By the end of my third year of undergrad, I finished my degree requirements and decided that I liked research enough to pursue a Master’s degree. So instead of having a relaxing senior year of undergrad, I somehow decided that completing the 5th Yr M.S. program would be a good idea. I convinced myself of this since (i) I would finish school at the same time as my other friends, (ii) I was interested in taking graduate courses, (iii) the graduate program cost the same amount of money as undergrad, and in fact ended up being cheaper since I was covered under a GSI/GSR position throughout the year, (iv) I wanted to continue doing research, but not to the extent of time that completing a PhD would require, and (v) I didn’t want to start working a full-time job just yet.

Thankfully I had a lot of research experience by that point and Joe agreed to be my graduate advisor, so getting into the program was a fairly painless matter. It ended up being a hectic school year and a ton of work, but ultimately very intellectually rewarding in the end. As an undergrad, I spent maybe 10-15 hours per week on research during a semester. But as a grad student I would literally spend hours every day including weekends doing research, if not spend most of my waking hours at least thinking about research problems. This is sort of the norm as a grad student. Despite the extra responsibilities, requirements, and busyness, in many ways it felt more rewarding than being an undergraduate researcher because it opened up a lot of new opportunities. I had more control over my research agenda, was well-funded with dedicated office space, and was part of the RISELab community along with Joe’s other grad students. I attended several memorable research talks, gave some not so memorable ones of my own, and spoke with industry folks interested in our research. I was a teacher and mentor while still being a student myself, read more papers than I had ever done previously before, and published my own 40-page thesis about a topic I became obsessed with.

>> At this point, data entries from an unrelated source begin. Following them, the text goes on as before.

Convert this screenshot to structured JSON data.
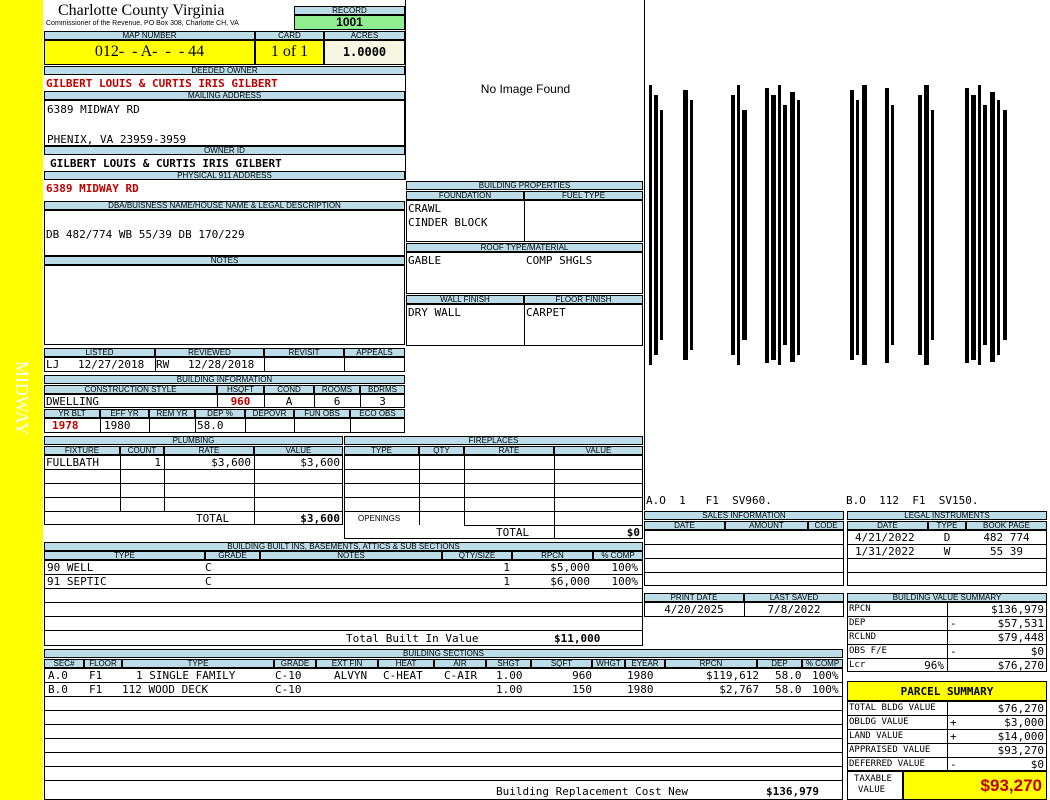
{
  "side_label": "MIDWAY",
  "county": {
    "title": "Charlotte County Virginia",
    "subtitle": "Commissioner of the Revenue, PO Box 308, Charlotte CH, VA"
  },
  "record": {
    "label": "RECORD",
    "value": "1001"
  },
  "map_number": {
    "label": "MAP NUMBER",
    "value": "012-  - A-  -  - 44"
  },
  "card": {
    "label": "CARD",
    "value": "1 of 1"
  },
  "acres": {
    "label": "ACRES",
    "value": "1.0000"
  },
  "deeded_owner": {
    "label": "DEEDED OWNER",
    "value": "GILBERT LOUIS & CURTIS IRIS GILBERT"
  },
  "mailing": {
    "label": "MAILING ADDRESS",
    "line1": "6389 MIDWAY RD",
    "line2": "PHENIX, VA 23959-3959"
  },
  "owner_id": {
    "label": "OWNER ID",
    "value": "GILBERT LOUIS & CURTIS IRIS GILBERT"
  },
  "physical": {
    "label": "PHYSICAL 911 ADDRESS",
    "value": "6389 MIDWAY RD"
  },
  "dba": {
    "label": "DBA/BUISNESS NAME/HOUSE NAME & LEGAL DESCRIPTION",
    "value": "DB 482/774 WB 55/39 DB 170/229"
  },
  "notes": {
    "label": "NOTES"
  },
  "image": {
    "no_image": "No Image Found"
  },
  "review": {
    "listed_label": "LISTED",
    "reviewed_label": "REVIEWED",
    "revisit_label": "REVISIT",
    "appeals_label": "APPEALS",
    "listed_by": "LJ",
    "listed_date": "12/27/2018",
    "reviewed_by": "RW",
    "reviewed_date": "12/28/2018"
  },
  "building_info": {
    "label": "BUILDING INFORMATION",
    "construction_label": "CONSTRUCTION STYLE",
    "hsqft_label": "HSQFT",
    "cond_label": "COND",
    "rooms_label": "ROOMS",
    "bdrms_label": "BDRMS",
    "construction": "DWELLING",
    "hsqft": "960",
    "cond": "A",
    "rooms": "6",
    "bdrms": "3",
    "yrblt_label": "YR BLT",
    "effyr_label": "EFF YR",
    "remyr_label": "REM YR",
    "dep_label": "DEP %",
    "depovr_label": "DEPOVR",
    "funobs_label": "FUN OBS",
    "ecoobs_label": "ECO OBS",
    "yrblt": "1978",
    "effyr": "1980",
    "dep": "58.0"
  },
  "building_props": {
    "label": "BUILDING PROPERTIES",
    "foundation_label": "FOUNDATION",
    "fueltype_label": "FUEL TYPE",
    "foundation_1": "CRAWL",
    "foundation_2": "CINDER BLOCK",
    "roof_label": "ROOF TYPE/MATERIAL",
    "roof_type": "GABLE",
    "roof_material": "COMP SHGLS",
    "wall_label": "WALL FINISH",
    "floor_label": "FLOOR FINISH",
    "wall": "DRY WALL",
    "floor": "CARPET"
  },
  "sketch": {
    "labels": [
      "A.O  1   F1  SV960.",
      "B.O  112  F1  SV150."
    ]
  },
  "plumbing": {
    "label": "PLUMBING",
    "cols": [
      "FIXTURE",
      "COUNT",
      "RATE",
      "VALUE"
    ],
    "rows": [
      [
        "FULLBATH",
        "1",
        "$3,600",
        "$3,600"
      ]
    ],
    "total_label": "TOTAL",
    "total": "$3,600"
  },
  "fireplaces": {
    "label": "FIREPLACES",
    "cols": [
      "TYPE",
      "QTY",
      "RATE",
      "VALUE"
    ],
    "openings_label": "OPENINGS",
    "total_label": "TOTAL",
    "total": "$0"
  },
  "sales": {
    "label": "SALES INFORMATION",
    "cols": [
      "DATE",
      "AMOUNT",
      "CODE"
    ]
  },
  "legal": {
    "label": "LEGAL INSTRUMENTS",
    "cols": [
      "DATE",
      "TYPE",
      "BOOK PAGE"
    ],
    "rows": [
      [
        "4/21/2022",
        "D",
        "482 774"
      ],
      [
        "1/31/2022",
        "W",
        "55 39"
      ]
    ]
  },
  "builtins": {
    "label": "BUILDING BUILT INS, BASEMENTS, ATTICS & SUB SECTIONS",
    "cols": [
      "TYPE",
      "GRADE",
      "NOTES",
      "QTY/SIZE",
      "RPCN",
      "% COMP"
    ],
    "rows": [
      [
        "90 WELL",
        "C",
        "",
        "1",
        "$5,000",
        "100%"
      ],
      [
        "91 SEPTIC",
        "C",
        "",
        "1",
        "$6,000",
        "100%"
      ]
    ],
    "total_label": "Total Built In Value",
    "total": "$11,000"
  },
  "print": {
    "print_label": "PRINT DATE",
    "saved_label": "LAST SAVED",
    "print_date": "4/20/2025",
    "last_saved": "7/8/2022"
  },
  "value_summary": {
    "label": "BUILDING VALUE SUMMARY",
    "rows": [
      {
        "label": "RPCN",
        "sign": "",
        "value": "$136,979"
      },
      {
        "label": "DEP",
        "sign": "-",
        "value": "$57,531"
      },
      {
        "label": "RCLND",
        "sign": "",
        "value": "$79,448"
      },
      {
        "label": "OBS F/E",
        "sign": "-",
        "value": "$0"
      },
      {
        "label": "Lcr",
        "sign": "96%",
        "value": "$76,270"
      }
    ]
  },
  "sections": {
    "label": "BUILDING SECTIONS",
    "cols": [
      "SEC#",
      "FLOOR",
      "TYPE",
      "GRADE",
      "EXT FIN",
      "HEAT",
      "AIR",
      "SHGT",
      "SQFT",
      "WHGT",
      "EYEAR",
      "RPCN",
      "DEP",
      "% COMP"
    ],
    "rows": [
      [
        "A.0",
        "F1",
        "1 SINGLE FAMILY",
        "C-10",
        "ALVYN",
        "C-HEAT",
        "C-AIR",
        "1.00",
        "960",
        "",
        "1980",
        "$119,612",
        "58.0",
        "100%"
      ],
      [
        "B.0",
        "F1",
        "112 WOOD DECK",
        "C-10",
        "",
        "",
        "",
        "1.00",
        "150",
        "",
        "1980",
        "$2,767",
        "58.0",
        "100%"
      ]
    ],
    "replacement_label": "Building Replacement Cost New",
    "replacement": "$136,979"
  },
  "parcel": {
    "label": "PARCEL SUMMARY",
    "rows": [
      {
        "label": "TOTAL BLDG VALUE",
        "sign": "",
        "value": "$76,270"
      },
      {
        "label": "OBLDG VALUE",
        "sign": "+",
        "value": "$3,000"
      },
      {
        "label": "LAND VALUE",
        "sign": "+",
        "value": "$14,000"
      },
      {
        "label": "APPRAISED VALUE",
        "sign": "",
        "value": "$93,270"
      },
      {
        "label": "DEFERRED VALUE",
        "sign": "-",
        "value": "$0"
      }
    ],
    "taxable_label_1": "TAXABLE",
    "taxable_label_2": "VALUE",
    "taxable": "$93,270"
  },
  "colors": {
    "yellow": "#ffff00",
    "header_blue": "#bcdce8",
    "record_green": "#90ee90",
    "red": "#c00000"
  }
}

In the end, I’m glad I decided to pursue the 5th Yr M.S. at Berkeley, despite losing all the free time I would have had otherwise. It gave me the chance to engage deeply with research and play a much larger role than in my previous projects. At the end of it, I’m confident that I have the skills and expertise to lead and conduct my own research ideas. And even beyond research or academia, the skills I learned (e.g. critical thinking, design, communication) will certainly be beneficial in the future. Part of me wishes that I had more time to devote to it, another year perhaps, but the 5-6 year PhD track is too long for my tastes. Maybe I’ll reconsider sometime later in life and find myself back in school. Otherwise, I believe the experience has helped me understand how to approach and think about difficult problems. And even now after graduating I’ll continue trying to keep up-to-date with new research papers that interest me since I still want to feel connected to the academic research community.



Special thanks to Joe Hellerstein and Eugene Wu for providing feedback on earlier drafts of this post, and for overall being incredible mentors.